Screenshot application: Screenshot for Symbian OS (S60)

Some nice links
Nokia Nseries
S60 Blogs
S60 Tips

All S60/Nokia website tips are welcomed :-)

Binary shopping

I just ordered a 2 Gb miniSD card from an online store (I’ll pay it when I pick it up from the post office so I feel more secure with that). I had read good things about it.

Last Wednesday I paid for the travel insurance with the reference number I was asked to use — I haven’t heard anything from that yet.

We’ll see how they go.

Update Oct 28th
The insurance arrived the same day (Oct 17) and the memory card a week later (on Oct 24th).

Speak of the dev… insurance

Just as I was starting to get worried about the travel insurance that I had paid for on the 11th but the papers hadn’t arrived yet. Today I received an envelope from the travel agency including a new Bunch o’ PapersTM along with a fancy schpancy black Traveller’s Safety Card. Hurraah.

Next step: waiting? And shopping for light (colour and fabric wise) clothes.

For the whole story, see category Tourist of Oz.

Minna on the Road configured!

I invited myself to open a Google mail account (“Minna, Minna has invited you to open a Google mail account”), created a new account, and set it to allow POP usage. Then I took up on setting up the phone.

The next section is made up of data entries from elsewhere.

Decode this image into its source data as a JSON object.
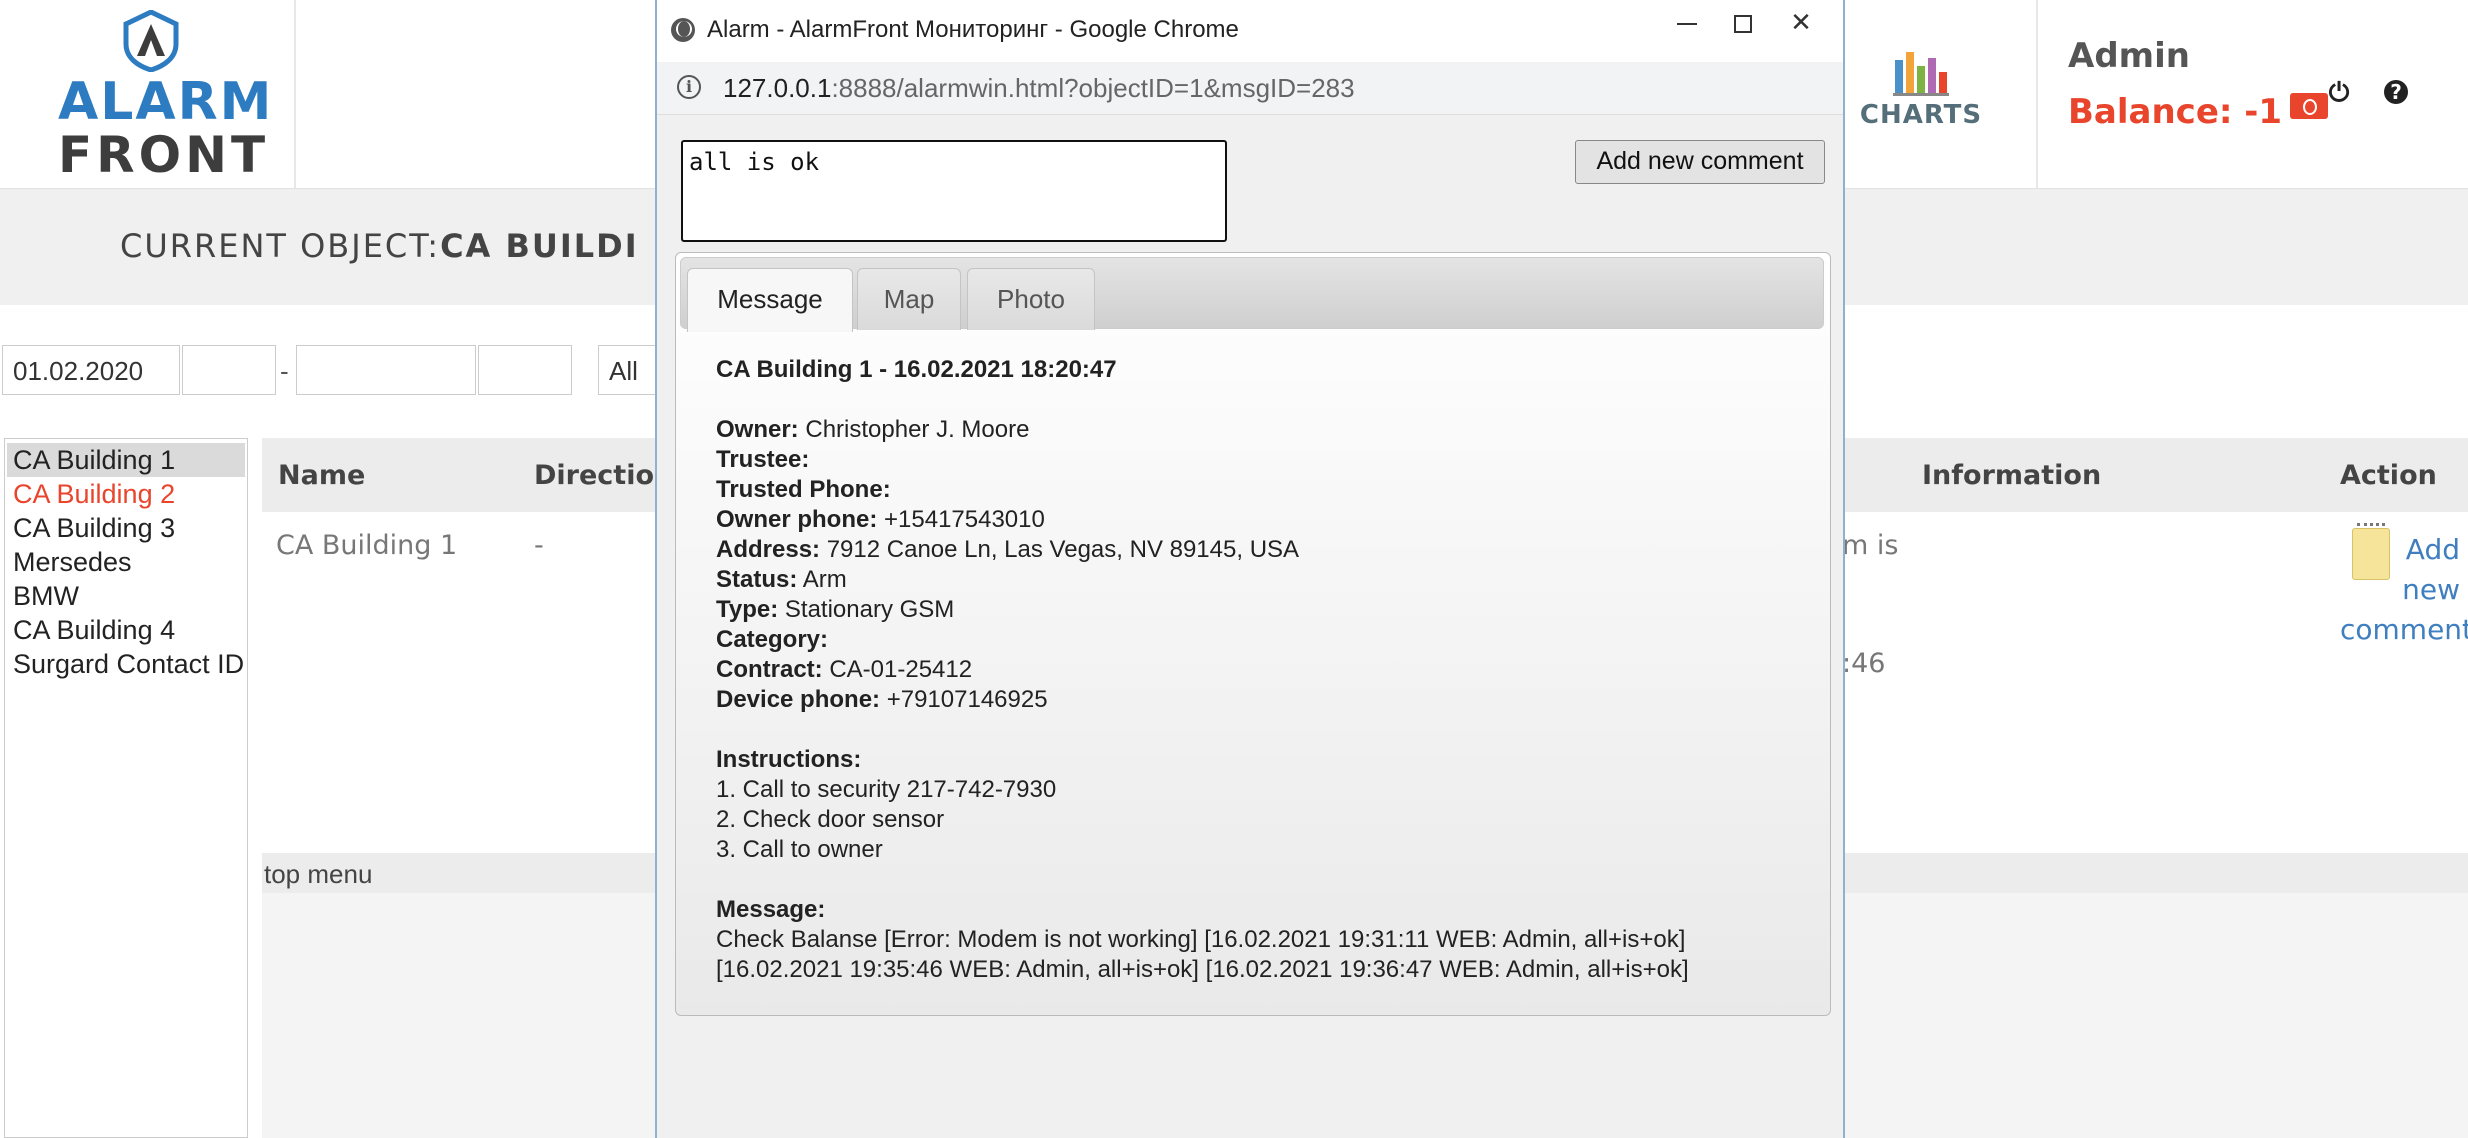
{
  "app": {
    "logo_line1": "ALARM",
    "logo_line2": "FRONT",
    "charts_label": "CHARTS",
    "user_name": "Admin",
    "balance": "Balance: -1",
    "power_icon": "power-icon",
    "help_icon": "help-icon",
    "accent": "#e8452c",
    "brand_blue": "#2d7cc1"
  },
  "object_bar": {
    "prefix": "CURRENT OBJECT:",
    "name": "CA BUILDI"
  },
  "filters": {
    "date_from": "01.02.2020",
    "time_from": "",
    "date_to": "",
    "time_to": "",
    "dash": "-",
    "type_select": "All"
  },
  "objects": [
    {
      "label": "CA Building 1"
    },
    {
      "label": "CA Building 2"
    },
    {
      "label": "CA Building 3"
    },
    {
      "label": "Mersedes"
    },
    {
      "label": "BMW"
    },
    {
      "label": "CA Building 4"
    },
    {
      "label": "Surgard Contact ID"
    }
  ],
  "table": {
    "headers": {
      "name": "Name",
      "direction": "Direction",
      "information": "Information",
      "action": "Action"
    },
    "row": {
      "name": "CA Building 1",
      "direction": "-",
      "info_fragment_1": "m is",
      "info_fragment_2": ":46",
      "action_label": "Add new comment"
    },
    "footer": "top menu"
  },
  "popup": {
    "window_title": "Alarm - AlarmFront Мониторинг - Google Chrome",
    "url_host": "127.0.0.1",
    "url_rest": ":8888/alarmwin.html?objectID=1&msgID=283",
    "minimize": "minimize-icon",
    "maximize": "maximize-icon",
    "close": "✕",
    "comment_value": "all is ok",
    "add_comment_label": "Add new comment",
    "tabs": [
      {
        "label": "Message",
        "active": true
      },
      {
        "label": "Map",
        "active": false
      },
      {
        "label": "Photo",
        "active": false
      }
    ],
    "message": {
      "heading": "CA Building 1 - 16.02.2021 18:20:47",
      "fields": [
        {
          "label": "Owner:",
          "value": " Christopher J. Moore"
        },
        {
          "label": "Trustee:",
          "value": ""
        },
        {
          "label": "Trusted Phone:",
          "value": ""
        },
        {
          "label": "Owner phone:",
          "value": " +15417543010"
        },
        {
          "label": "Address:",
          "value": " 7912 Canoe Ln, Las Vegas, NV 89145, USA"
        },
        {
          "label": "Status:",
          "value": " Arm"
        },
        {
          "label": "Type:",
          "value": " Stationary GSM"
        },
        {
          "label": "Category:",
          "value": ""
        },
        {
          "label": "Contract:",
          "value": " CA-01-25412"
        },
        {
          "label": "Device phone:",
          "value": " +79107146925"
        }
      ],
      "instructions_label": "Instructions:",
      "instructions": [
        "1. Call to security 217-742-7930",
        "2. Check door sensor",
        "3. Call to owner"
      ],
      "message_label": "Message:",
      "message_lines": [
        "Check Balanse [Error: Modem is not working] [16.02.2021 19:31:11 WEB: Admin, all+is+ok]",
        "[16.02.2021 19:35:46 WEB: Admin, all+is+ok] [16.02.2021 19:36:47 WEB: Admin, all+is+ok]"
      ]
    }
  }
}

“Neat, a settings wizard!” I thought. I ended up using a Gmail account because Gmail was in the list of available providers. (Didn’t help though, but at least Gmail has good spam filtering.) I selected the outgoing server, email address, username, password… Then I fetched my mail. It worked. When I tried sending an email to thank Minna (that is, me) for the invite, the phone got stuck on “connecting to Gmail…” Then I thought, “well then, I guess I need to use the operator’s outgoing mail.” I set the outgoing server and encryptions, ports, things like that, and left the username/password empty (I don’t have a username/password. Unless they mean the un/pw for admin interface for the phone subscription which is not mandatory to register to). Then I tried sending the mail but it kept asking me for un/pw. Oookay.

Luckily I decided to google “email settings nokia n73” and found “Push E-mail (sort of) on Nokia N80 and N73” at Alex’s space. I would’ve commented and thanked for the instructions, but the comments were closed. Perhaps this thank-you will reach him. :)

I followed the instructions #2 and got very close to the solution. I only had to define port and security settings for incoming and outgoing mail, and then — like magic — the mail that was stuck in the outbox suddenly disappeared into the ether and travelled to my main Gmail account.

Long story short, now I have a working email account for my mobile phone!
Why do I need an email on my phone? I don’t know…

Update: I didn’t remember reading Anthony Pranata’s instructions on setting up a Gmail. There you can find screen shots of the process.